The big train that couldn’t

At least one Ottawa resident is enjoying the Ottawa Senators’ plunge into the abyss:

Ottawa Senators swept

(If you’re not a hockey fan, you may not understand the symbolism of the broom. It means that the Senators were “swept” in their NHL playoff series:  four wins for Pittsburgh, zero wins for Ottawa, and the Senators are out.)

The hockey gods are capricious. Sometimes a team that looks mediocre on paper performs beyond anyone’s expectations. (The 1986 Stanley Cup champion Montreal Canadiens, for example.) Other times, a team that looks formidable on paper bombs.

Football analysts used to utilize four categories:  (1) offense; (2) defense; (3) special teams; and (4) intangibles. Intangibles means, We don’t know why this team keeps winning (or losing) — they just do.

If you transport that thought to the hockey arena, intangibles becomes a euphemism for the hockey gods.
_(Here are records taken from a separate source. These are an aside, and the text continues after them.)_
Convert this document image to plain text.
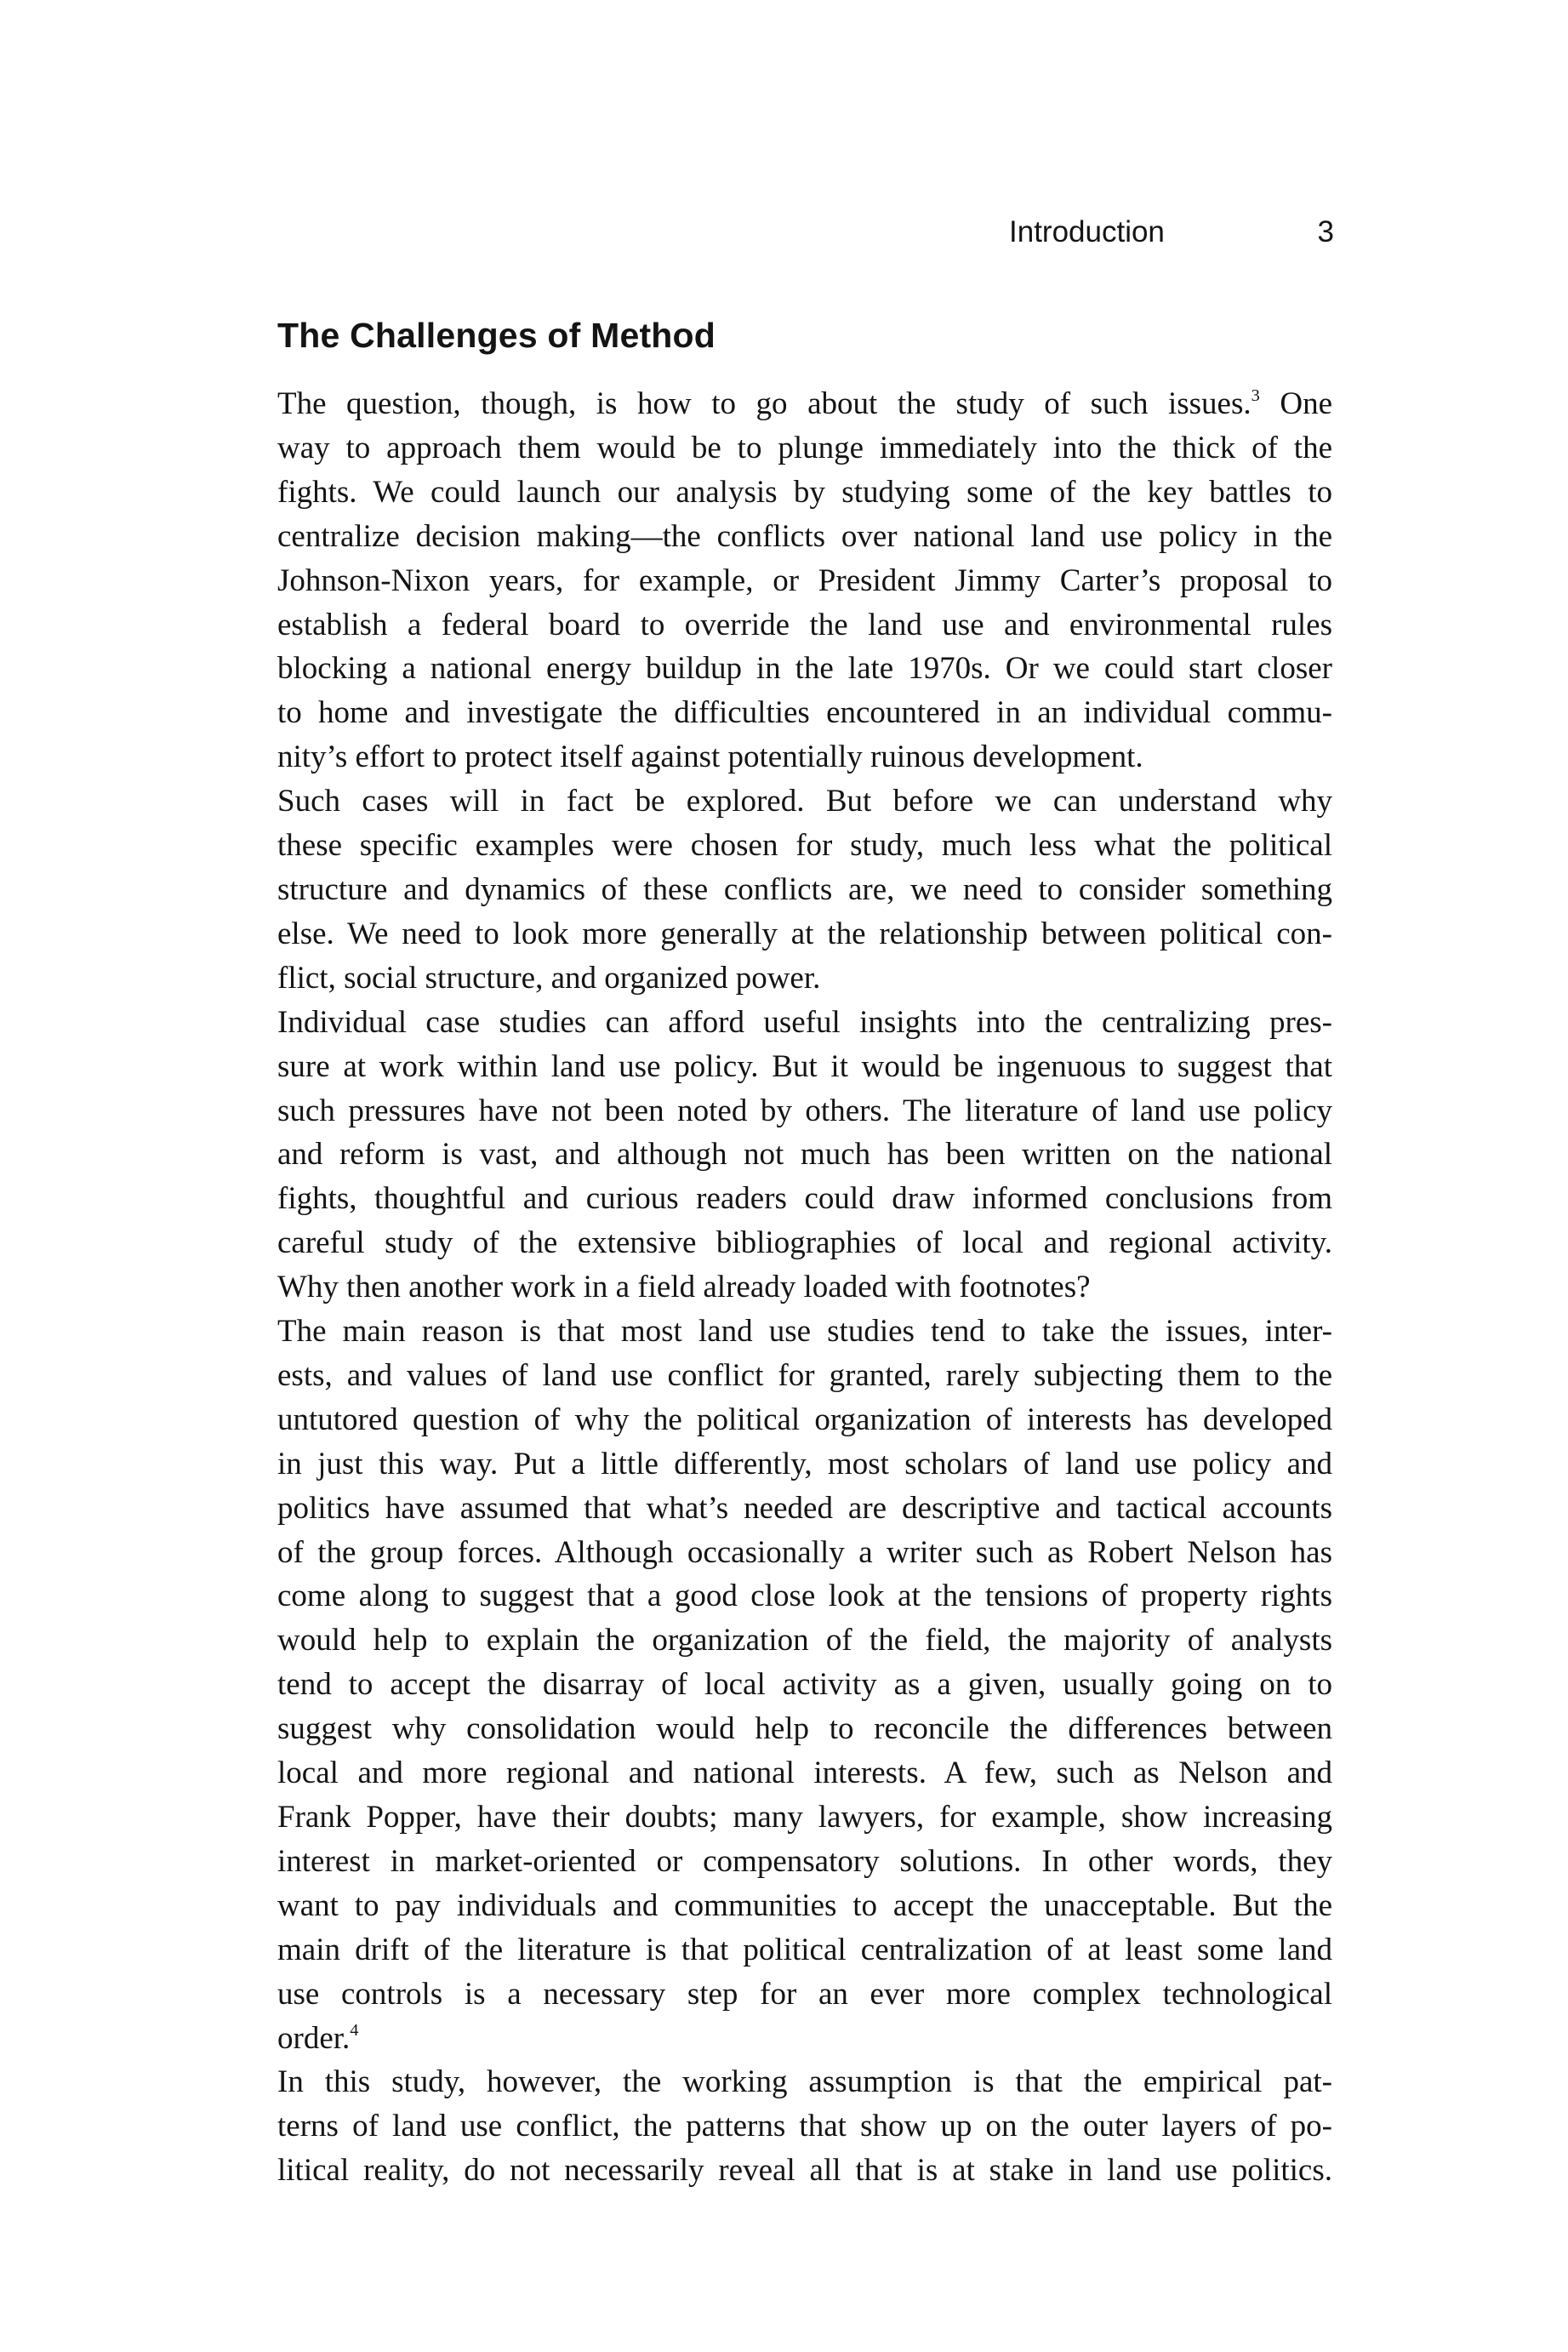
Introduction	3
The Challenges of Method

The question, though, is how to go about the study of such issues.$^3$ One
way to approach them would be to plunge immediately into the thick of the
fights. We could launch our analysis by studying some of the key battles to
centralize decision making—the conflicts over national land use policy in the
Johnson-Nixon years, for example, or President Jimmy Carter’s proposal to
establish a federal board to override the land use and environmental rules
blocking a national energy buildup in the late 1970s. Or we could start closer
to home and investigate the difficulties encountered in an individual commu-
nity’s effort to protect itself against potentially ruinous development.

Such cases will in fact be explored. But before we can understand why
these specific examples were chosen for study, much less what the political
structure and dynamics of these conflicts are, we need to consider something
else. We need to look more generally at the relationship between political con-
flict, social structure, and organized power.

Individual case studies can afford useful insights into the centralizing pres-
sure at work within land use policy. But it would be ingenuous to suggest that
such pressures have not been noted by others. The literature of land use policy
and reform is vast, and although not much has been written on the national
fights, thoughtful and curious readers could draw informed conclusions from
careful study of the extensive bibliographies of local and regional activity.
Why then another work in a field already loaded with footnotes?

The main reason is that most land use studies tend to take the issues, inter-
ests, and values of land use conflict for granted, rarely subjecting them to the
untutored question of why the political organization of interests has developed
in just this way. Put a little differently, most scholars of land use policy and
politics have assumed that what’s needed are descriptive and tactical accounts
of the group forces. Although occasionally a writer such as Robert Nelson has
come along to suggest that a good close look at the tensions of property rights
would help to explain the organization of the field, the majority of analysts
tend to accept the disarray of local activity as a given, usually going on to
suggest why consolidation would help to reconcile the differences between
local and more regional and national interests. A few, such as Nelson and
Frank Popper, have their doubts; many lawyers, for example, show increasing
interest in market-oriented or compensatory solutions. In other words, they
want to pay individuals and communities to accept the unacceptable. But the
main drift of the literature is that political centralization of at least some land
use controls is a necessary step for an ever more complex technological
order.$^4$

In this study, however, the working assumption is that the empirical pat-
terns of land use conflict, the patterns that show up on the outer layers of po-
litical reality, do not necessarily reveal all that is at stake in land use politics.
This year, the Ottawa Senators had the best start of any NHL team in history:  15 wins, 2 losses. It was a little surprising, but only a little. Outstanding defense, outstanding offense, goaltending that got the job done. That plus intangibles will get you fifteen wins against only two losses.

And then the hockey gods turned their capricious thumbs down.

From January through April, the Sens were the big train that couldn’t. If the season had continued for one more week, they would have fallen out of the playoffs. Instead, they were subjected to the ignominy of a first-round sweep:  four games, four losses. Line up at centre ice to shake the other team’s hands. And get out your golf shoes.

One footnote:  I’d say that Ray Emery has played his last game for the Senators.

When a hockey team loses the first three games of a series, it’s almost automatic to switch to the backup goalie. Even if the goaltender wasn’t responsible for the losses (in this case, Gerber was arguably the best Senator on the ice) switching goalies is the time-honoured way to send a message to the whole team:  Shape up!

Game four came and went with Emery on the bench. That decision speaks volumes about Emery’s status with the team.